The study sample consisted of a population-based cohort of community-dwelling older adults aged 75, 80, and 85 years (men n=356 and women n=469). We quantified five IC domains: vitality, locomotion, cognition, psychology, and sensory, using performance-based measurements and questionnaires, and estimated IC networks for two age (75- vs. 80- and 85-years) and SRH (higher vs. lower) groups separately for sexes. Differences in global network properties (e.g., density, overall connectivity) and centrality indices were compared between the groups.

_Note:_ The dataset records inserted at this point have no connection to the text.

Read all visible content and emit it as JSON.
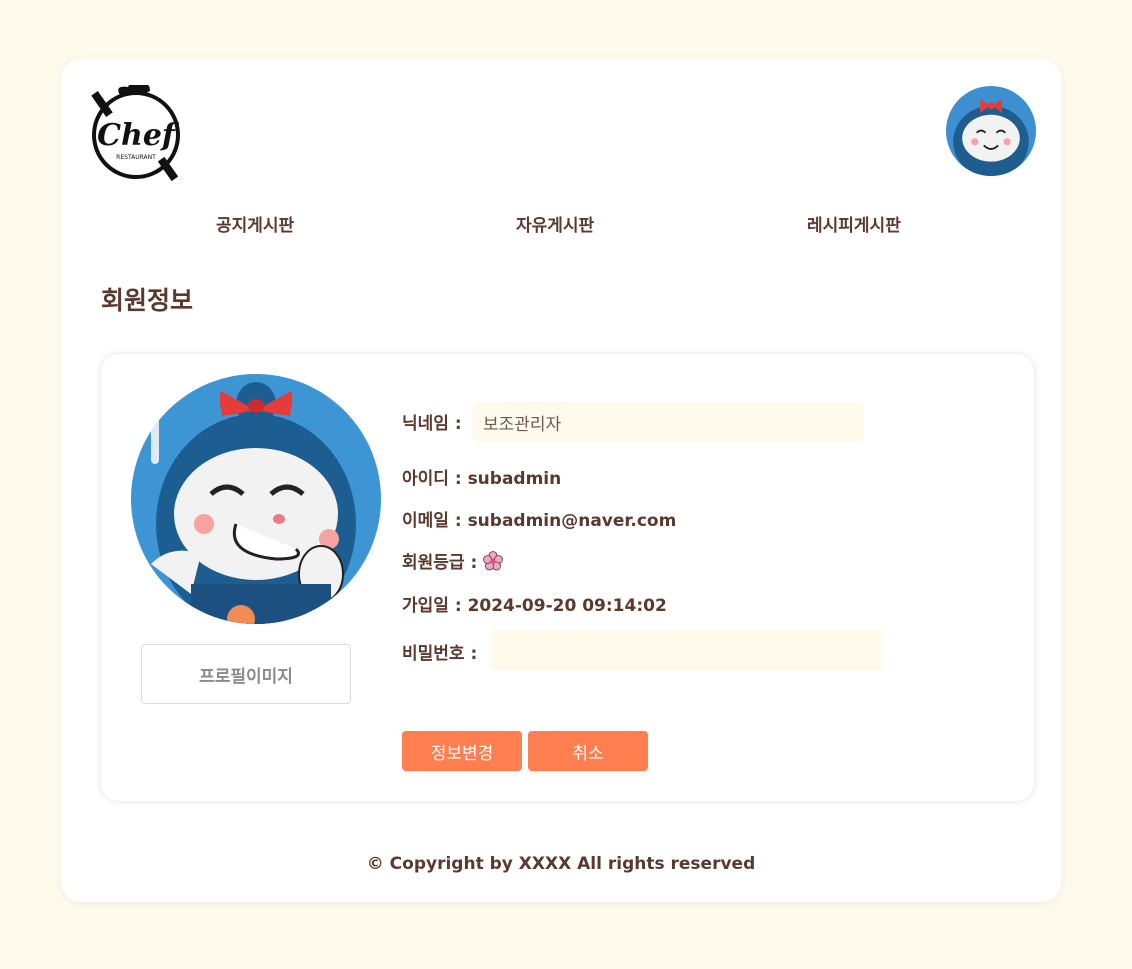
{
  "header": {
    "logo_text": "Chef",
    "logo_subtext": "RESTAURANT"
  },
  "nav": {
    "items": [
      {
        "label": "공지게시판"
      },
      {
        "label": "자유게시판"
      },
      {
        "label": "레시피게시판"
      }
    ]
  },
  "page": {
    "title": "회원정보"
  },
  "profile": {
    "image_button_label": "프로필이미지",
    "nickname_label": "닉네임 :",
    "nickname_value": "보조관리자",
    "id_label": "아이디 :",
    "id_value": "subadmin",
    "email_label": "이메일 :",
    "email_value": "subadmin@naver.com",
    "grade_label": "회원등급 :",
    "grade_icon": "cherry-blossom-icon",
    "joined_label": "가입일 :",
    "joined_value": "2024-09-20 09:14:02",
    "password_label": "비밀번호 :",
    "password_value": ""
  },
  "actions": {
    "update_label": "정보변경",
    "cancel_label": "취소"
  },
  "footer": {
    "text": "© Copyright by XXXX All rights reserved"
  },
  "colors": {
    "accent": "#ff7f50",
    "background": "#fefaec",
    "text": "#5a3a2e",
    "input_bg": "#fffaeb"
  }
}
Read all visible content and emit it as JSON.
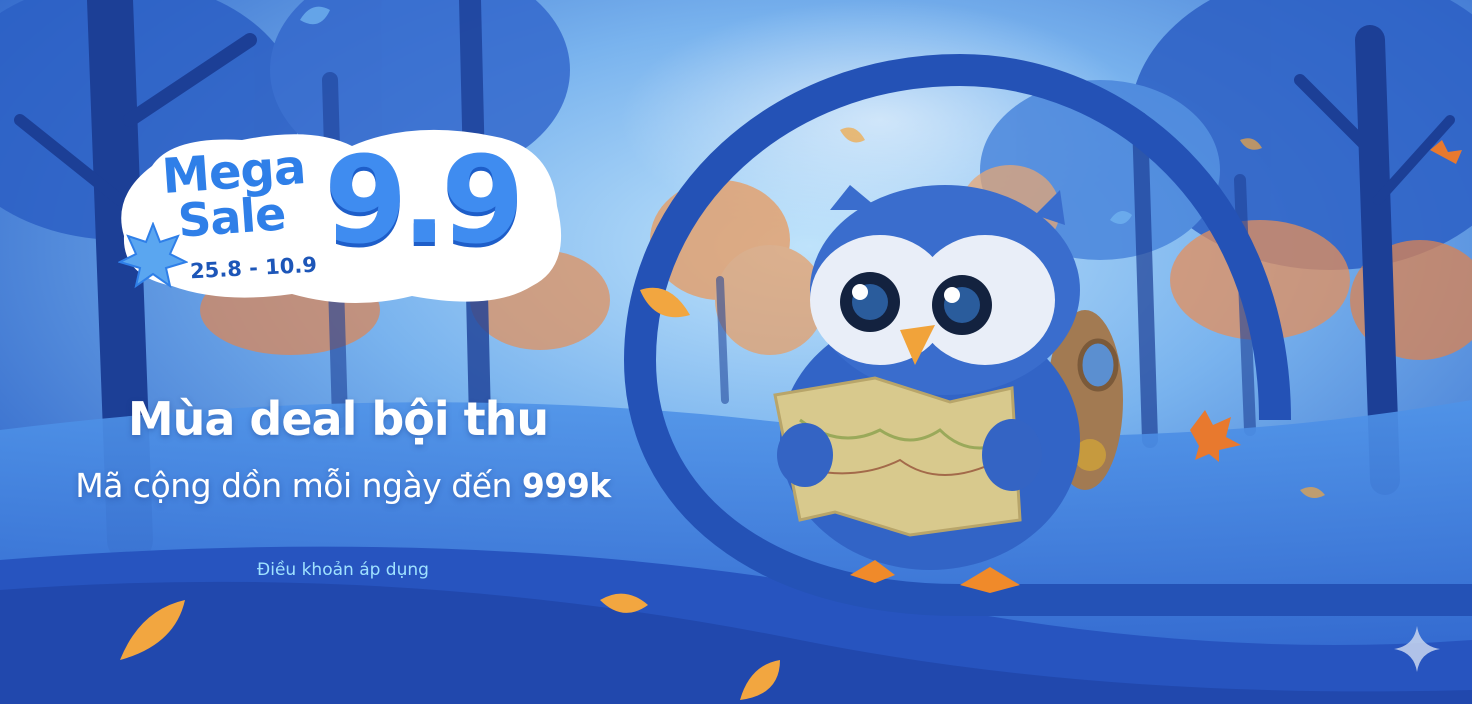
{
  "logo": {
    "word1": "Mega",
    "word2": "Sale",
    "number": "9.9",
    "dates": "25.8 - 10.9"
  },
  "headline": "Mùa deal bội thu",
  "subline": {
    "text": "Mã cộng dồn mỗi ngày đến ",
    "highlight": "999k"
  },
  "terms_link": "Điều khoản áp dụng",
  "icons": {
    "mascot": "owl-mascot-with-map",
    "leaf": "maple-leaf-icon",
    "sparkle": "sparkle-icon"
  },
  "colors": {
    "brand_blue": "#2f7fe8",
    "dark_blue": "#1d56b8",
    "swirl": "#2452b6",
    "terms": "#9fe2ff"
  }
}
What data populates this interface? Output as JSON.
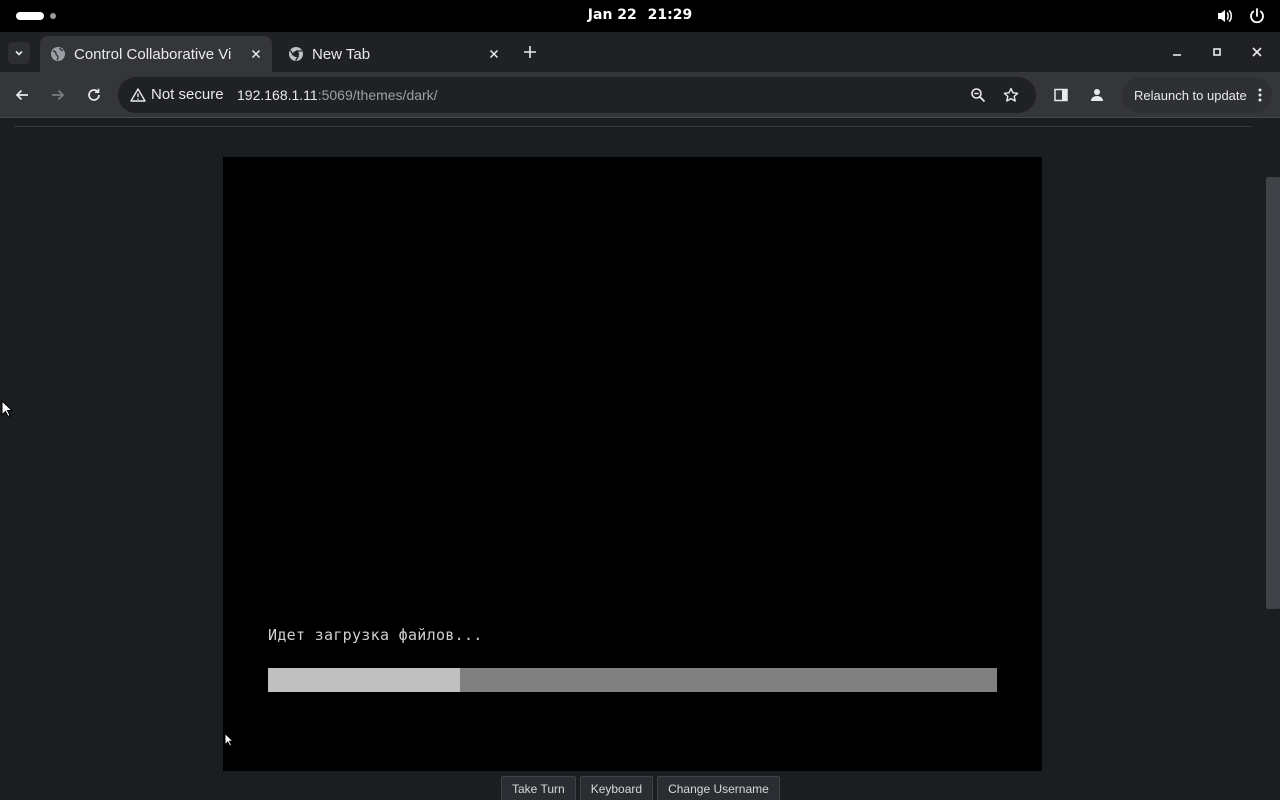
{
  "system_bar": {
    "date": "Jan 22",
    "time": "21:29",
    "icons": [
      "activities-indicator",
      "volume-icon",
      "power-icon"
    ]
  },
  "browser": {
    "tabs": [
      {
        "title": "Control Collaborative Vi",
        "favicon": "globe-icon",
        "active": true
      },
      {
        "title": "New Tab",
        "favicon": "chrome-icon",
        "active": false
      }
    ],
    "address_bar": {
      "security_label": "Not secure",
      "url_host": "192.168.1.11",
      "url_rest": ":5069/themes/dark/"
    },
    "relaunch_label": "Relaunch to update"
  },
  "vm": {
    "loading_text": "Идет загрузка файлов...",
    "progress_fraction": 0.264
  },
  "controls": {
    "take_turn": "Take Turn",
    "keyboard": "Keyboard",
    "change_username": "Change Username"
  },
  "colors": {
    "page_bg": "#1b1e21",
    "vm_bg": "#000000",
    "progress_fill": "#c0c0c0",
    "progress_track": "#808080"
  }
}
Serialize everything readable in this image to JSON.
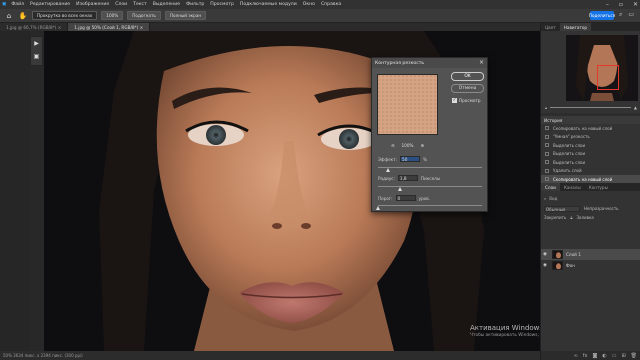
{
  "menu": [
    "Файл",
    "Редактирование",
    "Изображение",
    "Слои",
    "Текст",
    "Выделение",
    "Фильтр",
    "Просмотр",
    "Подключаемые модули",
    "Окно",
    "Справка"
  ],
  "options_bar": {
    "tool_icon": "lasso-icon",
    "btn_sample_all": "Прокрутка во всех окнах",
    "btn_zoom": "100%",
    "btn_fit": "Подогнать",
    "btn_fill": "Полный экран"
  },
  "share_label": "Поделиться",
  "tabs": [
    {
      "label": "1.jpg @ 66,7% (RGB/8*)",
      "active": false
    },
    {
      "label": "1.jpg @ 50% (Слой 1, RGB/8*)",
      "active": true
    }
  ],
  "status": "50%    3634 пикс. x 2394 пикс. (300 ppi)",
  "watermark": {
    "line1": "Активация Windows",
    "line2": "Чтобы активировать Windows, перейдите в раздел \"Параметры\"."
  },
  "dialog": {
    "title": "Контурная резкость",
    "ok": "OK",
    "cancel": "Отмена",
    "preview_label": "Просмотр",
    "preview_checked": true,
    "zoom": "100%",
    "amount_label": "Эффект:",
    "amount_value": "50",
    "amount_unit": "%",
    "amount_fraction": 0.1,
    "radius_label": "Радиус:",
    "radius_value": "1,8",
    "radius_unit": "Пикселы",
    "radius_fraction": 0.22,
    "threshold_label": "Порог:",
    "threshold_value": "0",
    "threshold_unit": "уров.",
    "threshold_fraction": 0.0
  },
  "right_panels": {
    "top_tabs": [
      "Цвет",
      "Навигатор"
    ],
    "history_title": "История",
    "history_items": [
      "Скопировать на новый слой",
      "\"Умная\" резкость",
      "Выделить слои",
      "Выделить слои",
      "Выделить слои",
      "Удалить слой",
      "Скопировать на новый слой"
    ],
    "layers_tabs": [
      "Слои",
      "Каналы",
      "Контуры"
    ],
    "layers_filter": "Вид",
    "blend_mode": "Обычные",
    "opacity_label": "Непрозрачность",
    "lock_label": "Закрепить",
    "fill_label": "Заливка",
    "layers": [
      {
        "name": "Слой 1",
        "active": true
      },
      {
        "name": "Фон",
        "active": false
      }
    ]
  },
  "colors": {
    "accent": "#1473e6",
    "nav_box": "#e23a2a"
  }
}
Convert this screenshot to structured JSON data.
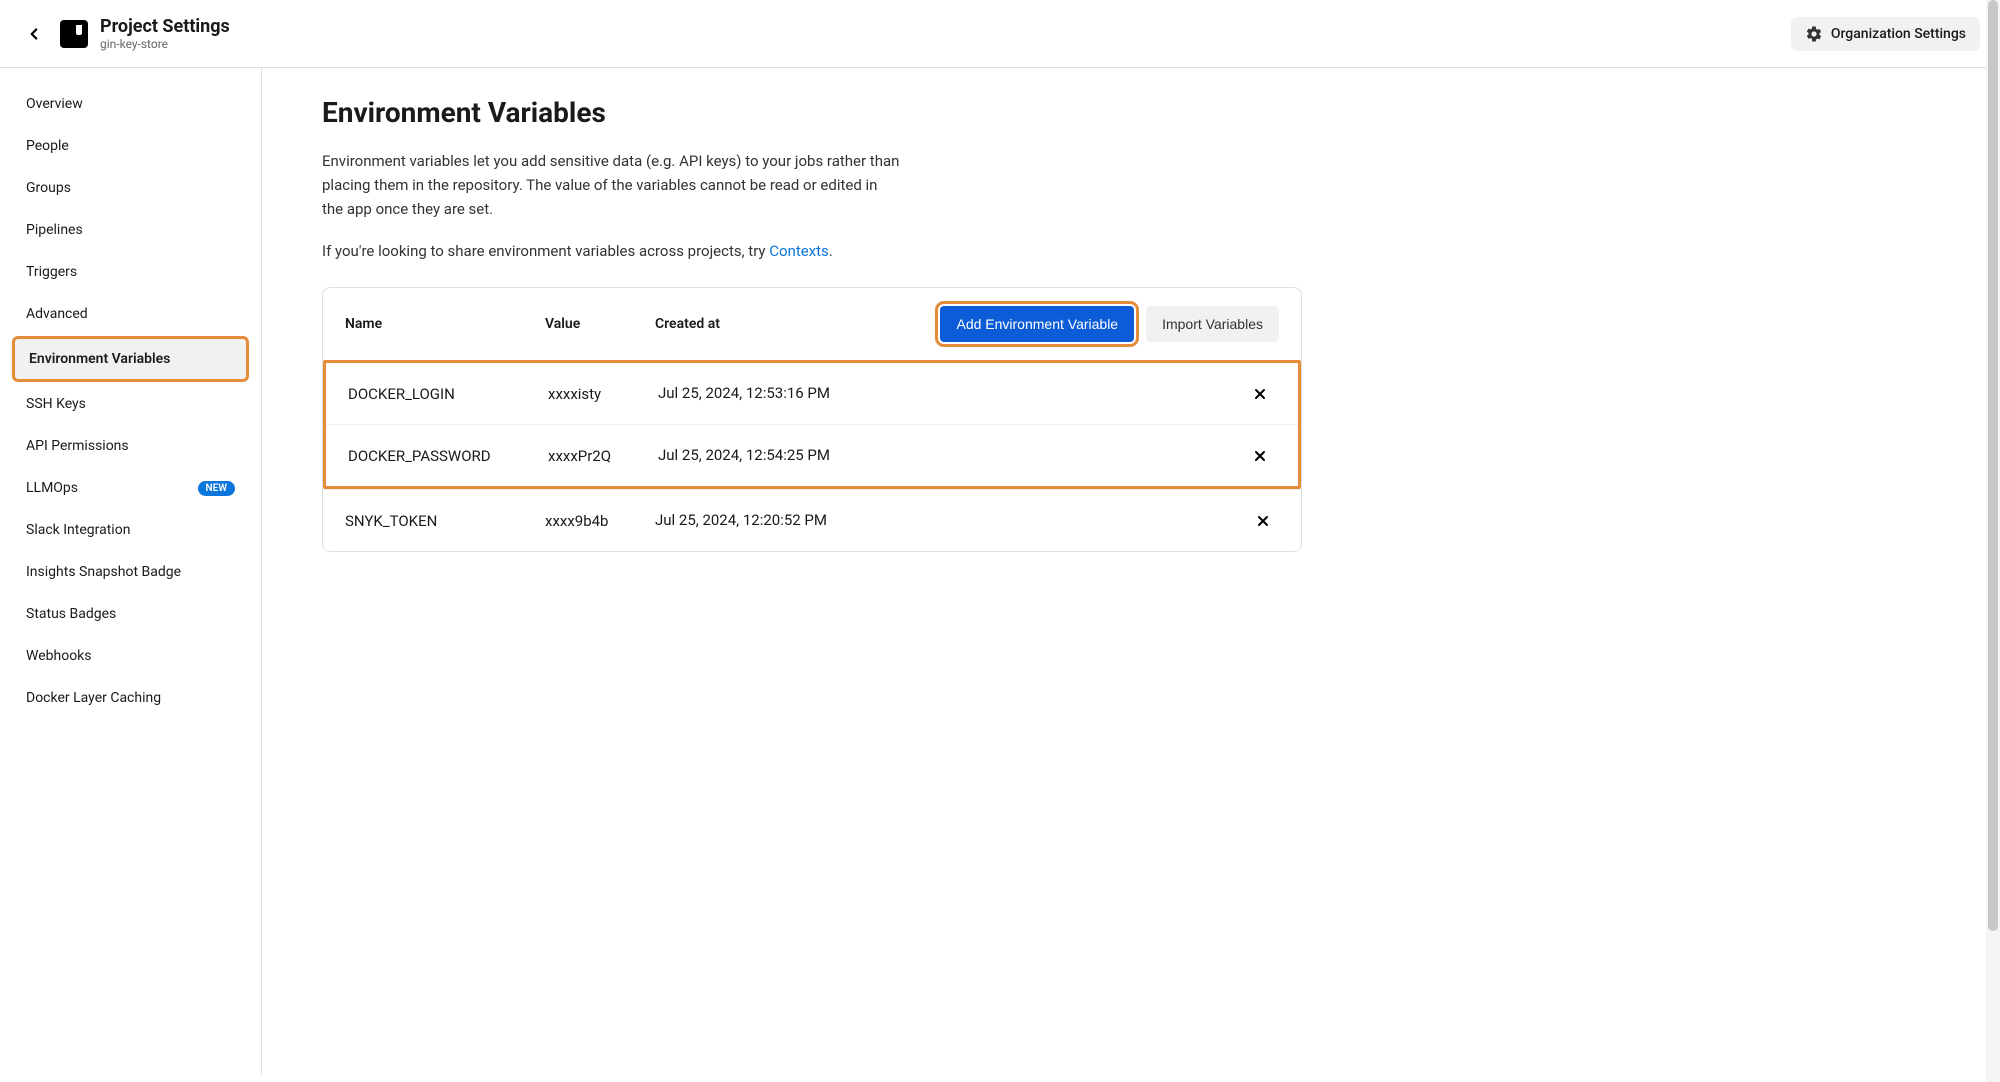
{
  "header": {
    "title": "Project Settings",
    "subtitle": "gin-key-store",
    "org_settings_label": "Organization Settings"
  },
  "sidebar": {
    "items": [
      {
        "label": "Overview",
        "active": false
      },
      {
        "label": "People",
        "active": false
      },
      {
        "label": "Groups",
        "active": false
      },
      {
        "label": "Pipelines",
        "active": false
      },
      {
        "label": "Triggers",
        "active": false
      },
      {
        "label": "Advanced",
        "active": false
      },
      {
        "label": "Environment Variables",
        "active": true
      },
      {
        "label": "SSH Keys",
        "active": false
      },
      {
        "label": "API Permissions",
        "active": false
      },
      {
        "label": "LLMOps",
        "active": false,
        "badge": "NEW"
      },
      {
        "label": "Slack Integration",
        "active": false
      },
      {
        "label": "Insights Snapshot Badge",
        "active": false
      },
      {
        "label": "Status Badges",
        "active": false
      },
      {
        "label": "Webhooks",
        "active": false
      },
      {
        "label": "Docker Layer Caching",
        "active": false
      }
    ]
  },
  "main": {
    "heading": "Environment Variables",
    "description1": "Environment variables let you add sensitive data (e.g. API keys) to your jobs rather than placing them in the repository. The value of the variables cannot be read or edited in the app once they are set.",
    "description2_prefix": "If you're looking to share environment variables across projects, try ",
    "description2_link": "Contexts",
    "description2_suffix": ".",
    "table": {
      "col_name": "Name",
      "col_value": "Value",
      "col_created": "Created at",
      "add_button": "Add Environment Variable",
      "import_button": "Import Variables",
      "rows": [
        {
          "name": "DOCKER_LOGIN",
          "value": "xxxxisty",
          "created": "Jul 25, 2024, 12:53:16 PM",
          "highlighted": true
        },
        {
          "name": "DOCKER_PASSWORD",
          "value": "xxxxPr2Q",
          "created": "Jul 25, 2024, 12:54:25 PM",
          "highlighted": true
        },
        {
          "name": "SNYK_TOKEN",
          "value": "xxxx9b4b",
          "created": "Jul 25, 2024, 12:20:52 PM",
          "highlighted": false
        }
      ]
    }
  }
}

IC network density (i.e., the number of edges) was higher in the 80- and 85-olds compared to the 75-year-olds, and in the worse compared to the better SRH group in both sexes. However, the differences in edge weights and global strength of the networks were statistically non-significant. Walking speed was the most central node in the estimated networks.


With increasing age and health decline, the IC network seems to become more denser, which may indicate a loss of system resilience. Walking is a more complex activity than the others requiring the functioning of many subsystems, which may explain why it connects multiple domains in the IC network.